Irazoqui passe donc le flambeau à Sagnet. Il le passe également sous la forme de la fiction. En effet, dans la peau de Jean, Irazoqui baptise Jésus incarné par Sagnet. Tout un symbole.


Rau fait à plusieurs reprises appel à la musique classique : il y a Mozart – nous l’avons vu –, il y a Schubert. Le morceau Piano Trio in E flat, op. 100 (second mouvement) rythme les moments précédant le baptême de Jésus par Jean : Jean baptisant des juifs, Jésus marchant sur la plage pour rejoindre Jean. Schubert puis le silence, et une présence : la musique s’arrête, tandis que Sagnet-Jésus, tout de blanc vêtu, arrive auprès de Irazoqui-Jean ; ce dernier lui adresse la parole, mais Sagnet-Jésus demeure parfaitement silencieux ; en guise de réponse, il s’agenouille devant Irazoqui-Jean pour recevoir le sacrement du baptême.


Cette scène mémorable contraste par ailleurs fortement avec une autre scène, mémorable elle aussi, ayant lieu un peu plus tard dans le film : Sagnet-l’activiste exhorte des migrants noirs ; il tient, face à ces clandestins embourbés dans la misère, un discours enflammé – l’heure n’est plus au silence, au recueillement, mais aux paroles devant déboucher sur l’action : « Nous devons prendre une nouvelle direction. La direction d’un changement. Un changement vers la dignité. Notre dignité à tous. Contre les forces dominantes. Contre les forces capitalistes. Vous en êtes les apôtres. Vous êtes les disciples. »


La séquence finale est aussi marquante qu’émouvante : elle est constituée de deux plans où dominent des nuances sombres, deux plans baignant, sinon dans les ténèbres, du moins dans l’obscurité. Deux images fuligineuses, deux symboles terribles. Un instrument de torture : la croix.
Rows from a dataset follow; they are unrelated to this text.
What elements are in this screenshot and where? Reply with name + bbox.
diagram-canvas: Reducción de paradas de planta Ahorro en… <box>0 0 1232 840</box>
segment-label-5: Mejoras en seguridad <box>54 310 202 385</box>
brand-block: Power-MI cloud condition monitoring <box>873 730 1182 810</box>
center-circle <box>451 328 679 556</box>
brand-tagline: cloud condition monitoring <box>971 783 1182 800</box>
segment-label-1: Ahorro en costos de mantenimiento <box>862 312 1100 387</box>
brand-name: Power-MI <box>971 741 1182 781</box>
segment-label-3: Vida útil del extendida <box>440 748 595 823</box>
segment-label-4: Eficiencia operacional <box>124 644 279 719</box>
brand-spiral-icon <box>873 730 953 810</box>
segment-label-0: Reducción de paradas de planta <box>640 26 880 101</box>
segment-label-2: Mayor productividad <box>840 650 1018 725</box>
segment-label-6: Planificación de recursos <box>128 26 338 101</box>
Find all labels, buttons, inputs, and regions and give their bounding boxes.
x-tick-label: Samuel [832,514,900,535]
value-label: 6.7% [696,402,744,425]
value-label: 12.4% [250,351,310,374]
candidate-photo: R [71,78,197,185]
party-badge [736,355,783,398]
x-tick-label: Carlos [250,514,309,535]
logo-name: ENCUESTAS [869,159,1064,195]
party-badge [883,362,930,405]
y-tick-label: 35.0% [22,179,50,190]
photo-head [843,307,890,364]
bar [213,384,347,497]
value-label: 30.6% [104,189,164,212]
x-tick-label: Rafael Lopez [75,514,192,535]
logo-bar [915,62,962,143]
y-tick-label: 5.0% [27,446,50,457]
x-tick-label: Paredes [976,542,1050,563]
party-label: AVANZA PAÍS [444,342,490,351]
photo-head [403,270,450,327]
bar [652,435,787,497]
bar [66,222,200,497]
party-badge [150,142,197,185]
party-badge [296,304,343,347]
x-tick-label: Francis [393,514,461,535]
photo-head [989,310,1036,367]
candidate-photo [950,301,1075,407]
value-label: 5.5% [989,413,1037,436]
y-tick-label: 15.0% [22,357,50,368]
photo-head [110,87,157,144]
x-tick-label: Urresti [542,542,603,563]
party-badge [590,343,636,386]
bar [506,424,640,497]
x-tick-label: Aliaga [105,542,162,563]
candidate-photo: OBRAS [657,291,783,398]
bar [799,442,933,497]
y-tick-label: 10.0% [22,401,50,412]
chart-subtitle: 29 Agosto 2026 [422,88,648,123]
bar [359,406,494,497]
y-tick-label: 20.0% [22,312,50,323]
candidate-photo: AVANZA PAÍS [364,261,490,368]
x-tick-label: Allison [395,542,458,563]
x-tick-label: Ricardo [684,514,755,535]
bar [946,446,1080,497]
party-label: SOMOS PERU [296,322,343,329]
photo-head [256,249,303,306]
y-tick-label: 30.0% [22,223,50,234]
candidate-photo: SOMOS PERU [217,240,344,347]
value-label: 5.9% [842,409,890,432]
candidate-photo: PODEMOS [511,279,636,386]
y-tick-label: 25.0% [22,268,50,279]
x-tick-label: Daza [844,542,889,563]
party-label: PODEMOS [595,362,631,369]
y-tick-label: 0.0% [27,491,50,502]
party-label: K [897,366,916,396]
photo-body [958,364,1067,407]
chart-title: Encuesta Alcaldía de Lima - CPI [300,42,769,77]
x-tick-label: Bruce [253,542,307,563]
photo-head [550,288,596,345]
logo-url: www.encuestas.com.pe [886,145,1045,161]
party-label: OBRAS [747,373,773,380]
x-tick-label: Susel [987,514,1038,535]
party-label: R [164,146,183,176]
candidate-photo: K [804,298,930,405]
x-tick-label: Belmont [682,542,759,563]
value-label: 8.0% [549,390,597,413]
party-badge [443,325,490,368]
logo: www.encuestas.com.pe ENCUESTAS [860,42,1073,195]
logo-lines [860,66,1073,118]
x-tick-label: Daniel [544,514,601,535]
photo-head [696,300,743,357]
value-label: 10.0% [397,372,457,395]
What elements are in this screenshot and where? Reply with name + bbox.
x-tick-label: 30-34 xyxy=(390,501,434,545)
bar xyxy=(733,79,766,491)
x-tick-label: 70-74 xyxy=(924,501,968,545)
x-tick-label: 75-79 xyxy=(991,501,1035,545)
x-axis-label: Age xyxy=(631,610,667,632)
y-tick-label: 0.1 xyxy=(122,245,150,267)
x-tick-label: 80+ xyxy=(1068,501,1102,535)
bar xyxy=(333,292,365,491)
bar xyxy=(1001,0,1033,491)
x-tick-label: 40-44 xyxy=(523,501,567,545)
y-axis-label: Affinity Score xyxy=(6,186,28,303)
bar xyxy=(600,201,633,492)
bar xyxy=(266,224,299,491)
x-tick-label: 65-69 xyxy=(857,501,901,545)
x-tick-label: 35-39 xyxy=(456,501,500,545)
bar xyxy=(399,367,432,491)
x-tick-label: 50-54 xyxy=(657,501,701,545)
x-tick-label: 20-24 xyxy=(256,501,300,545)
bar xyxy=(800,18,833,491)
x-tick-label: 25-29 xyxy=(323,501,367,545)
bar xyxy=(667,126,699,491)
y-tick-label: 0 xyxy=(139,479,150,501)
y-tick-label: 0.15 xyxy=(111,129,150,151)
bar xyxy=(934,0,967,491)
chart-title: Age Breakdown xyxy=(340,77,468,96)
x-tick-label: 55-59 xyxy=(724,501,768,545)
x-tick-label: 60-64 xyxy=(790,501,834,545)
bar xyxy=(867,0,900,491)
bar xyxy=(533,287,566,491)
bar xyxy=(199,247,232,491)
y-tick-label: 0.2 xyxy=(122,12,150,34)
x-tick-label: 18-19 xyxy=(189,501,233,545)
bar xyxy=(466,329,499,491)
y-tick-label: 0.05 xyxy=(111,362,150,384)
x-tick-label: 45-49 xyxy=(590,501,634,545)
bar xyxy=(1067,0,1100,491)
Un abîme, un tombeau : la mer, cette mer – la Méditerranée –, ces flots ayant englouti un nombre incalculable de migrants en quête d’une vie meilleure. Ces deux plans sont comme un chant à la fois triomphal et lugubre, le chant du désespoir. Alors, le désespoir, roi ? Le dernier mot lui revient ? Répondre par l’affirmative, ce serait oublier, ce serait enterrer, ce serait insulter cette note d’espoir jouée par la voix off dans ce funeste ensemble, ces paroles ayant l’éclat du cristal, ces mots lumineux venant apporter, au sein de l’enfer, un réconfort salutaire : « Ce peuple, assis dans les ténèbres, a vu une grande lumière. Et sur ceux qui étaient assis dans la région et l’ombre de la mort, la lumière s’est levée », dit cette voix tandis qu’on voit la croix. Tandis qu’on voit la mer, la voix poursuit : « Allez donc, et enseignez à toutes les nations à observer tout ce que je vous ai prescrit. Et voici, je suis avec vous tous les jours jusqu’à la fin du monde. » On est partagé, on est déchiré. Difficile de ne pas penser encore à ces innombrables migrants s’étant noyés – se noyant encore à l’heure qu’il est – dans la Méditerranée en tentant, depuis le continent africain, de rejoindre l’Europe ; oui, on pense à ces hommes, à ces femmes, à ces enfants décédés tragiquement, à tous ces noyés que plus tôt dans le film, un migrant évoquait, non sans douleur, le cœur serré.